Justice Goodwin Liu and Professor Kristine Bowman have taken two very different approaches in their essays commenting on the Restatement’s coverage of the law governing children’s education. In Some Thoughts on a Developmental Approach to a Sound Basic Education, Justice Liu focuses near exclusively on the Restatement’s articulation of the core educational standard, the “sound basic education,” and presses for an expanded application of that standard to children from birth through young adulthood. In The New Parents’ Rights Movement, Education, and Equality, Bowman addresses the entire structure of the educational provisions of the Restatement, which straddle Part 1, “Children in Families,” and Part 2, “Children in Schools,” and warns us of the fragility of the balance between these two sources of educational control in our legal system. Attending these differences in focus are important differences in tone: Justice Liu is optimistically ambitious, calling for developments in the law that extend beyond what can currently be restated. Professor Bowman is pessimistic, predicting that the recent “parents’ rights movement” threatens the stability of the restated law, to the detriment of children’s and society’s well-being. At the same time, the two pieces share important common ground. Most significantly, they share a concern about the growing polarization in our society and a belief that our system of education must play a central role in resisting this trend. In this Essay, I will first briefly set out the Restatement’s approach to education, which spans several chapters in two parts of the Restatement. Next, I will consider Professor Bowman’s essay addressing the threats she identifies and the role the Restatement can play in resisting those threats.

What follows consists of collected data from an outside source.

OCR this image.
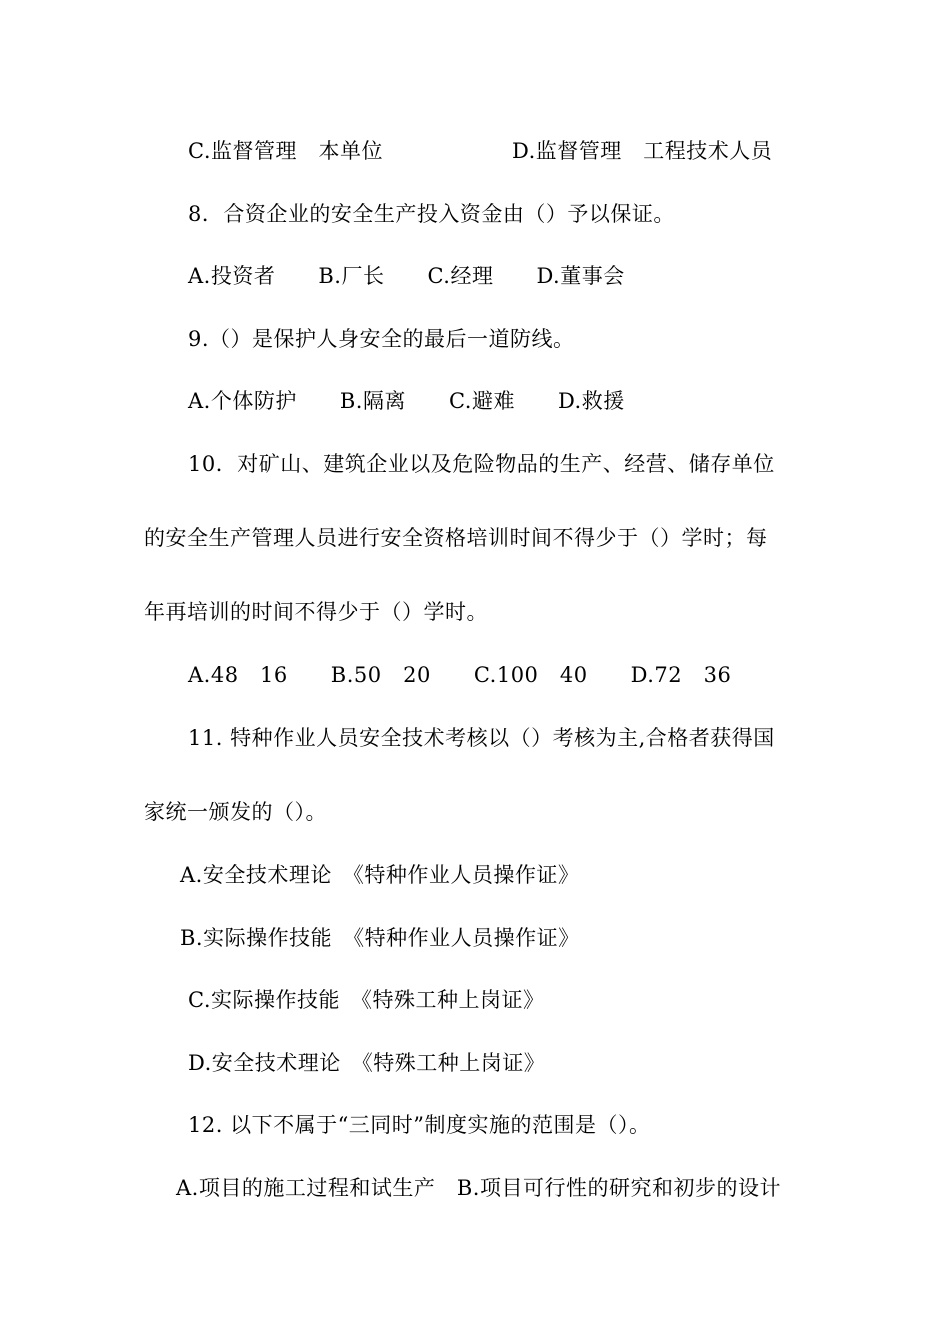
C.监督管理　本单位　　　　　　D.监督管理　工程技术人员
8．合资企业的安全生产投入资金由（）予以保证。
A.投资者　　B.厂长　　C.经理　　D.董事会
9.（）是保护人身安全的最后一道防线。
A.个体防护　　B.隔离　　C.避难　　D.救援
10．对矿山、建筑企业以及危险物品的生产、经营、储存单位
的安全生产管理人员进行安全资格培训时间不得少于（）学时；每
年再培训的时间不得少于（）学时。
A.48　16　　B.50　20　　C.100　40　　D.72　36
11. 特种作业人员安全技术考核以（）考核为主,合格者获得国
家统一颁发的（）。
A.安全技术理论　《特种作业人员操作证》
B.实际操作技能　《特种作业人员操作证》
C.实际操作技能　《特殊工种上岗证》
D.安全技术理论　《特殊工种上岗证》
12. 以下不属于“三同时”制度实施的范围是（）。
A.项目的施工过程和试生产　B.项目可行性的研究和初步的设计
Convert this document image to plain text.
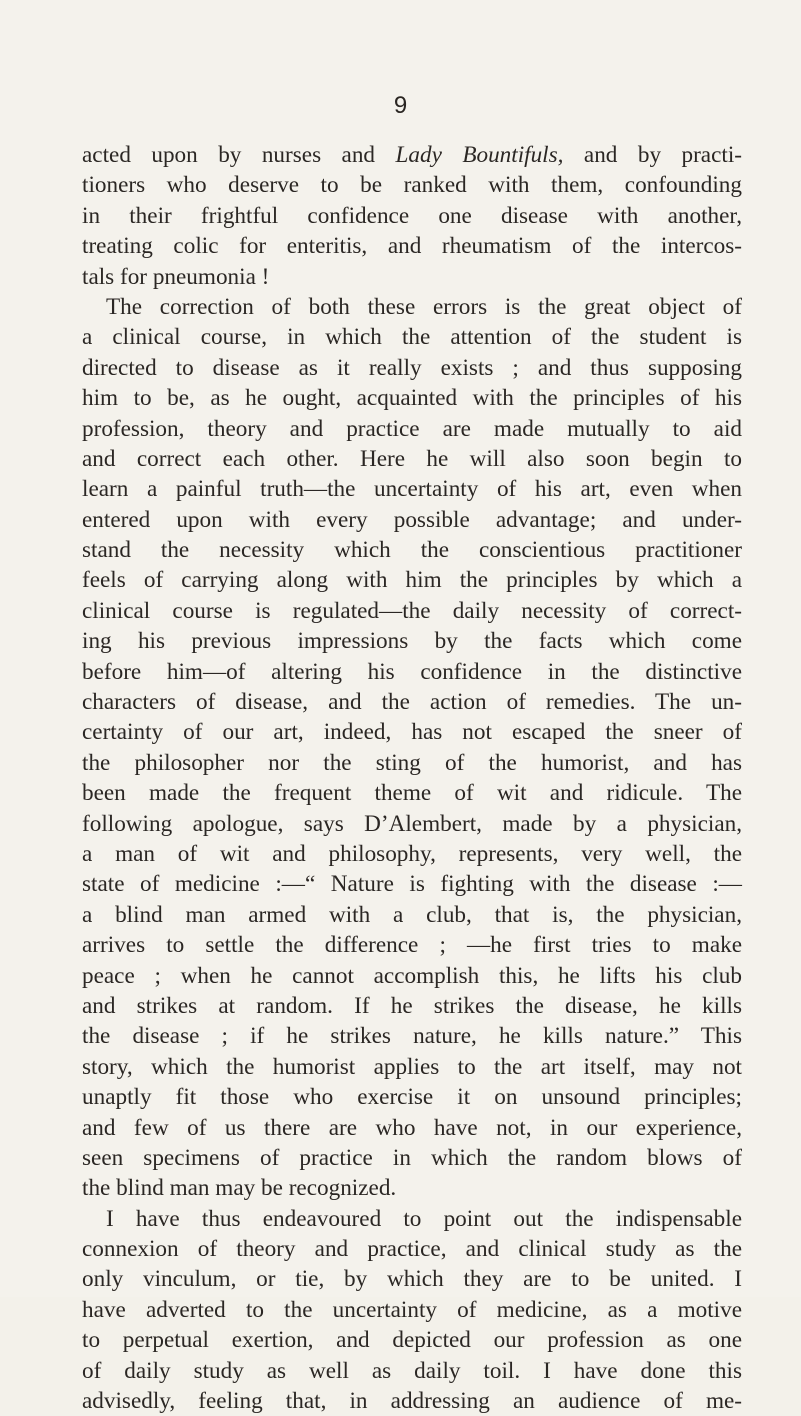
9
acted upon by nurses and Lady Bountifuls, and by practi-
tioners who deserve to be ranked with them, confounding
in their frightful confidence one disease with another,
treating colic for enteritis, and rheumatism of the intercos-
tals for pneumonia !
The correction of both these errors is the great object of
a clinical course, in which the attention of the student is
directed to disease as it really exists ; and thus supposing
him to be, as he ought, acquainted with the principles of his
profession, theory and practice are made mutually to aid
and correct each other. Here he will also soon begin to
learn a painful truth—the uncertainty of his art, even when
entered upon with every possible advantage; and under-
stand the necessity which the conscientious practitioner
feels of carrying along with him the principles by which a
clinical course is regulated—the daily necessity of correct-
ing his previous impressions by the facts which come
before him—of altering his confidence in the distinctive
characters of disease, and the action of remedies. The un-
certainty of our art, indeed, has not escaped the sneer of
the philosopher nor the sting of the humorist, and has
been made the frequent theme of wit and ridicule. The
following apologue, says D’Alembert, made by a physician,
a man of wit and philosophy, represents, very well, the
state of medicine :—“ Nature is fighting with the disease :—
a blind man armed with a club, that is, the physician,
arrives to settle the difference ; —he first tries to make
peace ; when he cannot accomplish this, he lifts his club
and strikes at random. If he strikes the disease, he kills
the disease ; if he strikes nature, he kills nature.” This
story, which the humorist applies to the art itself, may not
unaptly fit those who exercise it on unsound principles;
and few of us there are who have not, in our experience,
seen specimens of practice in which the random blows of
the blind man may be recognized.
I have thus endeavoured to point out the indispensable
connexion of theory and practice, and clinical study as the
only vinculum, or tie, by which they are to be united. I
have adverted to the uncertainty of medicine, as a motive
to perpetual exertion, and depicted our profession as one
of daily study as well as daily toil. I have done this
advisedly, feeling that, in addressing an audience of me-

I will then consider Justice Liu’s more optimistic anticipation of future developments in the law and the role the Restatement could play in fostering those developments. I will conclude by suggesting that avoiding Professor Bowman’s threats and achieving Justice Liu’s aspirations will largely depend on the democratic process, a process not governed by the Restatement, but perhaps subject to the influence of some of the legal principles it highlights.